The old nurse looked calm enough at one or two of his first visits, but the next morning her face showed that something had been going wrong. "Well, what has been the trouble, Nurse?" the Doctor said, as soon as he could get her out of the room.

"She's been attackted, Doctor, sence you been here, dreadful. It's them high stirricks, Doctor, 'n' I never see 'em higher, nor more of 'em. Laughin' as ef she would bust. Cryin' as ef she'd lost all her friends, 'n' was a follerin' their corpse to their graves. And spassums,--sech spassums! And ketchin' at her throat, 'n' sayin' there was a great ball a risin' into it from her stommick. One time she had a kind o' lockjaw like.
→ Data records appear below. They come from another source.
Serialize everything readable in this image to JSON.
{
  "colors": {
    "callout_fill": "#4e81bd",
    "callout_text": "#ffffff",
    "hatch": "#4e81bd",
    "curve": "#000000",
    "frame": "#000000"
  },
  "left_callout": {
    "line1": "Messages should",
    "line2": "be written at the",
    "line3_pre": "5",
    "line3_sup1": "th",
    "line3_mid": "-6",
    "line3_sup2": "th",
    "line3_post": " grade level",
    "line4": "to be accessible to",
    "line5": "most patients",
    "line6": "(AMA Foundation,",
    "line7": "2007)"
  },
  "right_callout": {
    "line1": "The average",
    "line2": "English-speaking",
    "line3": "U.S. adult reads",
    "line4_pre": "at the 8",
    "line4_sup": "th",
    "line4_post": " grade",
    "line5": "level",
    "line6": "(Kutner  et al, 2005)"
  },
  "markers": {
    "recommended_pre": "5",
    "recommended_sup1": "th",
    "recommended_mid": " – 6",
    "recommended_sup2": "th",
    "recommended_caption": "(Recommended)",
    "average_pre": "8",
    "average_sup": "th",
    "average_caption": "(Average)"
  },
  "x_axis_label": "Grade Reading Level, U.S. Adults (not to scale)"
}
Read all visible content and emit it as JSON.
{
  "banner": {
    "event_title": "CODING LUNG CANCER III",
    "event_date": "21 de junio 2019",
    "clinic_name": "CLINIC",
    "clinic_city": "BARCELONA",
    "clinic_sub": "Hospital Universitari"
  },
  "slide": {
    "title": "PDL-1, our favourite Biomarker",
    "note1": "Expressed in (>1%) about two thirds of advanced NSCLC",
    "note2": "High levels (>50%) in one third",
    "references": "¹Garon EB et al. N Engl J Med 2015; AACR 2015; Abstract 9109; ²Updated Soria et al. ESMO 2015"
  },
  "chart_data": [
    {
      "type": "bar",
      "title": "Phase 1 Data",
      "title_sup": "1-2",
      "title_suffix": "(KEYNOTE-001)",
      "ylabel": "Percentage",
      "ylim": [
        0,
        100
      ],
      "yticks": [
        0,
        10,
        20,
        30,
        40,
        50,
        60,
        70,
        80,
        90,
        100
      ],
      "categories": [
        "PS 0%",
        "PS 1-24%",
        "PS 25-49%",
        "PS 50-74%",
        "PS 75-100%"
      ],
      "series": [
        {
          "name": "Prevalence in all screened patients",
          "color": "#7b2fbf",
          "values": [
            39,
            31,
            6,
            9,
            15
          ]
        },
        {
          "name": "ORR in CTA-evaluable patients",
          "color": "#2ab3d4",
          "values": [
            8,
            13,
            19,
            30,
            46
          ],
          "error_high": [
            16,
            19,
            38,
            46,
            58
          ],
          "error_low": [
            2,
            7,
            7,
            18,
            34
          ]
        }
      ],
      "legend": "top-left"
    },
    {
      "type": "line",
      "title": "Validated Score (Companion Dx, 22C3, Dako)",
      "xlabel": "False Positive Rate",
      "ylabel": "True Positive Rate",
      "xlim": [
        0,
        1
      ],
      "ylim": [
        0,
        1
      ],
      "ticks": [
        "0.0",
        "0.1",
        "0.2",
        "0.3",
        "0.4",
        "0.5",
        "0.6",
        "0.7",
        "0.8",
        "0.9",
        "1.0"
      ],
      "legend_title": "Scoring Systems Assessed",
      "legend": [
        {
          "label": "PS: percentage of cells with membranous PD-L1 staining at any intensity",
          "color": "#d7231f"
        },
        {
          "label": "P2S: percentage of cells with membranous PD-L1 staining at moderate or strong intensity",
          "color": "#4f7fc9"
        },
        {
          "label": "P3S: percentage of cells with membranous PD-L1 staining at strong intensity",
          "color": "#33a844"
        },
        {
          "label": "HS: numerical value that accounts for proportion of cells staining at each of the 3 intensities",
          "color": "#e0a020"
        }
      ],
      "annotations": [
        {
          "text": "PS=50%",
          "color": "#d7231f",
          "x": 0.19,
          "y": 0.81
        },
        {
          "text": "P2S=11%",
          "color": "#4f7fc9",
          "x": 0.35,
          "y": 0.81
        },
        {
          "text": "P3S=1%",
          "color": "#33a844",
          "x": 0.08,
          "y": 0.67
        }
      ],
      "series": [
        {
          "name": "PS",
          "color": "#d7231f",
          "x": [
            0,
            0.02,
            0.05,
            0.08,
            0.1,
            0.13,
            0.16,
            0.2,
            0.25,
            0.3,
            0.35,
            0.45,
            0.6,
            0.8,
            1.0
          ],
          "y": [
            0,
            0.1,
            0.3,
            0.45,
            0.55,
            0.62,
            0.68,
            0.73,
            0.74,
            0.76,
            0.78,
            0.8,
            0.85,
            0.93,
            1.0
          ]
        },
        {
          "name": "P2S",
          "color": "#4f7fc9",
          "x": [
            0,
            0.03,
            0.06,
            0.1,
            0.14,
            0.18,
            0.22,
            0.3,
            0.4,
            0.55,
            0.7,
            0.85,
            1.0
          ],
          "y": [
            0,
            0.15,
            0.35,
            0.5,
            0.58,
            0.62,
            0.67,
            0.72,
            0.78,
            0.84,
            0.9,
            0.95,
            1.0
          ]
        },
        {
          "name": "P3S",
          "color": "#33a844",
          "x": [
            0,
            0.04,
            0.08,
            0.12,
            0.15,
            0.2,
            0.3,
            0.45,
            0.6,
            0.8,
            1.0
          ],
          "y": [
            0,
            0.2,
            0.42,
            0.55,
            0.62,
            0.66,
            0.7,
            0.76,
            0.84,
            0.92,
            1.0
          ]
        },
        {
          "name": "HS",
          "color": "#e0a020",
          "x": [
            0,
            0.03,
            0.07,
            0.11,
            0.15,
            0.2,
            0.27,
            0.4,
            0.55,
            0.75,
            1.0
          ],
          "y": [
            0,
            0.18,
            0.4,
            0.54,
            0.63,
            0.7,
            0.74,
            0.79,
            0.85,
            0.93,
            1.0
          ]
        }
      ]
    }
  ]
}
And one time she stretched herself out 'n' laid jest as stiff as ef she was dead. And she says now that her head feels as ef a nail had been driv' into it,--into the left temple, she says, and that's what makes her look so distressed now."The Doctor came once more to her bedside. He saw that her forehead was contracted, and that she was evidently suffering from severe pain somewhere.

"Where is your uneasiness, Myrtle? " he asked.

She moved her hand very slowly, and pressed it on her left temple.